After what happened on Easter, people don't know what to do. They're afraid we'll have the same scenario as Mosul. (Mosul is an Iraqi city under ISIS domination where virtually all Christians have been driven out, and where militants destroyed Christian gravesites over Easter in an effort to eradicate remaining symbols of the faith.)
[I] feel responsible for the survival of a Church founded by the apostles themselves. The first Christians in Syria were baptized the day of the Pentecost in Jerusalem, by Peter and the other apostles. … They spread all over the region and founded the Church. The Lord gave me this responsibility in Syria, and I cannot simply accept that during my mandate, the Christians disappear. I'll never stop fighting so they can hold on."
We've all seen the gruesome images by now: Merciless executioners poised over the bowed heads of their Christian victims, grandstanding before a global audience, preaching their poisonous gospel of jihad as the blood of their victims spills onto the earth. While these images are shocking and vile, such persecution should come as no surprise. The Scriptures warn of such. The first disciples knew that living out the Great Commission would come at a great price. Martyrdom was routine in the early days, as Christianity's message clashed with the principalities and powers of the day. For modern Western Christians, such persecution is difficult to imagine, and the notion of dying for one's beliefs seems like something from ancient history. For millions of Christians, however, the prospect of martyrdom remains a daily reality, a reality that the world can no longer ignore thanks to the brutal and highly publicized tactics of ISIS.
I've said it before and it bears repeating: Christians all over the world have a duty to come to the aid of their brothers and sisters who are suffering. Burying our heads in the sand is not an option. If we are truly all members of one body in Christ, then the suffering of one becomes the suffering of all. When we ignore the problem and fail to act, we are effectively aiding and abetting the persecutors.

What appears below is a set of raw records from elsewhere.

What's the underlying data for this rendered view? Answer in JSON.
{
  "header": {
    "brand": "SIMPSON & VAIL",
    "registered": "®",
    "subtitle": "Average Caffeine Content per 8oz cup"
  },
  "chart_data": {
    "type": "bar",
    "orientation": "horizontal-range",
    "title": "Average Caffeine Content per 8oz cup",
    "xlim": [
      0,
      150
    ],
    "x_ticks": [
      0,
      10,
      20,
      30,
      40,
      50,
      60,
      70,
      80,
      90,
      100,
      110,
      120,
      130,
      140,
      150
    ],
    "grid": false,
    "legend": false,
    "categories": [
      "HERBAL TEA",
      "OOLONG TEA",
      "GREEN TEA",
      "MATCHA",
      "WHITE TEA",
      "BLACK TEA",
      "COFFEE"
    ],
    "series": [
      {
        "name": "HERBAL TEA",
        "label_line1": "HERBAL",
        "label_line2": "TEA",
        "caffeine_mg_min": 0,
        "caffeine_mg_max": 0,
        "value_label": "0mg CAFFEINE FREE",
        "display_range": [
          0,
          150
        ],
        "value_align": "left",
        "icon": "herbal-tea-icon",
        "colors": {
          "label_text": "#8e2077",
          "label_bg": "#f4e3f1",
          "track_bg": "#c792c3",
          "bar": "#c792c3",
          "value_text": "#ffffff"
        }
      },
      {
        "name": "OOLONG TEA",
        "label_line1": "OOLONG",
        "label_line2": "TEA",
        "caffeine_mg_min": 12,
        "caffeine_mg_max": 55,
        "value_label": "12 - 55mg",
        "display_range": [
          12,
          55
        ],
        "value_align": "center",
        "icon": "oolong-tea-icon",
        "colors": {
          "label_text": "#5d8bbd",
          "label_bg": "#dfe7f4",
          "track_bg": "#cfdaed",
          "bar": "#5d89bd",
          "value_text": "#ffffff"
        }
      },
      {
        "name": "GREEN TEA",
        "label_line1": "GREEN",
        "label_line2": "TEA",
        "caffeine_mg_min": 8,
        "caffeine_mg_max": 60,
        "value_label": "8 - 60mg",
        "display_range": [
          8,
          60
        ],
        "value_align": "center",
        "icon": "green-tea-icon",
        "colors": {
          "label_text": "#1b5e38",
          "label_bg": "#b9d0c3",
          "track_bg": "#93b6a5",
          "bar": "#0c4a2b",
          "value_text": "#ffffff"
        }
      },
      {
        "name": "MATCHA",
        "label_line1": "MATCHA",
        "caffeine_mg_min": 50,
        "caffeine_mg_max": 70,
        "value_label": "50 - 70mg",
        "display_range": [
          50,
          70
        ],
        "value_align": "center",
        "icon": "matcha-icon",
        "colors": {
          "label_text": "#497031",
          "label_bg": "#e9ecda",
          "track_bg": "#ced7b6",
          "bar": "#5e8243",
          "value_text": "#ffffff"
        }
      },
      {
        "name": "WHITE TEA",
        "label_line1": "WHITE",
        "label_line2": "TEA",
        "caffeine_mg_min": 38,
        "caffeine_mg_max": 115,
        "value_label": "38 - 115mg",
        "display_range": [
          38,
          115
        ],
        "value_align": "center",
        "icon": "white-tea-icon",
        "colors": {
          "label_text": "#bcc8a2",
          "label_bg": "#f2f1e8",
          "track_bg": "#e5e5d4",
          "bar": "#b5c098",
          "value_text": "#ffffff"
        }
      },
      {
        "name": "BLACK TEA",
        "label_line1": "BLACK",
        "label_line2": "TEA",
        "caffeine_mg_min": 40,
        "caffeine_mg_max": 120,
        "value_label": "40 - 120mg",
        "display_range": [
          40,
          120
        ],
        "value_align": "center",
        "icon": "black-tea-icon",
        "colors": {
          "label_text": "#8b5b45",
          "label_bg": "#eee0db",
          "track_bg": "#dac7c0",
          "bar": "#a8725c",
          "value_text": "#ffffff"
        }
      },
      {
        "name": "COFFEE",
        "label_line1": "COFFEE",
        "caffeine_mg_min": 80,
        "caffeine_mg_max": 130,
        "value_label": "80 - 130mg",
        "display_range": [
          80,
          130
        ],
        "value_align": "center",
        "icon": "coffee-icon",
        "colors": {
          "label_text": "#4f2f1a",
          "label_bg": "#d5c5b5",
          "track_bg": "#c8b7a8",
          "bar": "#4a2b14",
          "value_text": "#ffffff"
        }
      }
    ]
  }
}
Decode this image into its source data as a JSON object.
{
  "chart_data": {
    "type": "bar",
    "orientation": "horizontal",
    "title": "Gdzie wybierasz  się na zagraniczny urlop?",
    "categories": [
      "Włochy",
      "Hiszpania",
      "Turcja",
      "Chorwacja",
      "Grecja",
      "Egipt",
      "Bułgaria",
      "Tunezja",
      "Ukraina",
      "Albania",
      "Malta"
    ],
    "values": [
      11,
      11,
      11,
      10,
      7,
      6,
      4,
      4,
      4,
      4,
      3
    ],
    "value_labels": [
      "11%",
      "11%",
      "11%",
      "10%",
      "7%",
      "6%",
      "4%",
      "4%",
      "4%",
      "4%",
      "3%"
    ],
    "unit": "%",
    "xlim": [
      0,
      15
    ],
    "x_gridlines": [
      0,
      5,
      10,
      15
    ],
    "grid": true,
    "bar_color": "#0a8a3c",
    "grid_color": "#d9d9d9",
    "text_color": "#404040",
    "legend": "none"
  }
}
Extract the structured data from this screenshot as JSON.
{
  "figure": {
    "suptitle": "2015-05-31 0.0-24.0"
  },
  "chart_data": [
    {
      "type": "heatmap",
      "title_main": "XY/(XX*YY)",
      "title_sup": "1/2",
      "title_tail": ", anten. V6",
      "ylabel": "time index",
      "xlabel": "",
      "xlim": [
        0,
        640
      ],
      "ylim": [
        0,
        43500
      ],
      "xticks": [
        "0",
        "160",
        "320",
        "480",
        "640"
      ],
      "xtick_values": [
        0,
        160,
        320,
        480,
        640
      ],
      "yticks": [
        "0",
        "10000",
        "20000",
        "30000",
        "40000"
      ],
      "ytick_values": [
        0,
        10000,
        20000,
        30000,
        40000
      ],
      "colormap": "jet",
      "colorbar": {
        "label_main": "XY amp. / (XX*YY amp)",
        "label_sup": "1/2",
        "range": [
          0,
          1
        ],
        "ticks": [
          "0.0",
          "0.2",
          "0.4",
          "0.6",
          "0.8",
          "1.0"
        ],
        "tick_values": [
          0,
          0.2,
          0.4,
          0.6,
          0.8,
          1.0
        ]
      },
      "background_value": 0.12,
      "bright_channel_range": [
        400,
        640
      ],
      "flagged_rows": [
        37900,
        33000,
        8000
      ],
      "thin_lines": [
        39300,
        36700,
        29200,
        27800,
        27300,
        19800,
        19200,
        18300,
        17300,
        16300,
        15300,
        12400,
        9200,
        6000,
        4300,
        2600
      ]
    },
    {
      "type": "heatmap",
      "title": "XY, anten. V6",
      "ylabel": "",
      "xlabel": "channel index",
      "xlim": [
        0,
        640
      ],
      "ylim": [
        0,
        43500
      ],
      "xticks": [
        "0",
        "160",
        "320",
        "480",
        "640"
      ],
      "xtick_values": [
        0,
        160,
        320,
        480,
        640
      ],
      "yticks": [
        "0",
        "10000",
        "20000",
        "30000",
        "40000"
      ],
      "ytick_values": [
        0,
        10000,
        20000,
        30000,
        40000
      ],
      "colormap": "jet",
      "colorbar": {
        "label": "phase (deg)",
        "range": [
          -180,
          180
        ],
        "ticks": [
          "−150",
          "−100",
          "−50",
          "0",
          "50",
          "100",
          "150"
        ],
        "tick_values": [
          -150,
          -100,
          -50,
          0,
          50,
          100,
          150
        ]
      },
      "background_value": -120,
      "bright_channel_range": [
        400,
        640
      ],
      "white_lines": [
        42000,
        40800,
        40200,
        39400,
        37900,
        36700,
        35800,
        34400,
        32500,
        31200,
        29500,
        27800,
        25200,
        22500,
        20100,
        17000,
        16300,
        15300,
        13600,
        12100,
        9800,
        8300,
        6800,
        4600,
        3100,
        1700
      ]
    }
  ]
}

Like it or not, we are engaged in a religious war. The motives for the terror worldwide are rooted in religious views. Many of us see the ISIS henchmen as criminal madmen, but they see themselves as soldiers of Allah on a divine mission to exterminate the infidels and establish a religious caliphate. Their ideology leaves no room for religious liberty, consigns women to second-class status, and sees the state as a tool of Islam – empowered to wield the power of the sword in furtherance of the Koran's teachings.
Whether this view is a perversion of Islam is not the point. A majority of Muslims may well be peace loving and respectful of secular laws and liberties, but this is irrelevant. What matters is that an increasingly powerful and influential group of extremists have declared war on the world, and they are prepared to kill and destroy anything and everything that opposes them.
We must not sugarcoat the reality of the threat we face. Left untrammeled, real lives and real liberties will continue to be lost. Now is the time for the community of nations to unite against terror and barbarism and use all the resources at their disposal to eradicate this global menace to life and liberty. For its part, the Church Universal is bound by its fealty to Jesus Christ to confront honestly the plight of its spiritual brethren, to lobby for intervention, and to aid in whatever way possible those, like the Syrian Christians, who are facing eradication at the hands of merciless persecutors.
I am confident that Christ's church will endure and ultimately prevail over the powers – both spiritual and physical – that would destroy her. But Christ's promise of ultimate victory does not mean we don't have a real role to play in the here and now. We do, and we must honor our duty to defend the faith, wherever it is threatened and whatever the cost.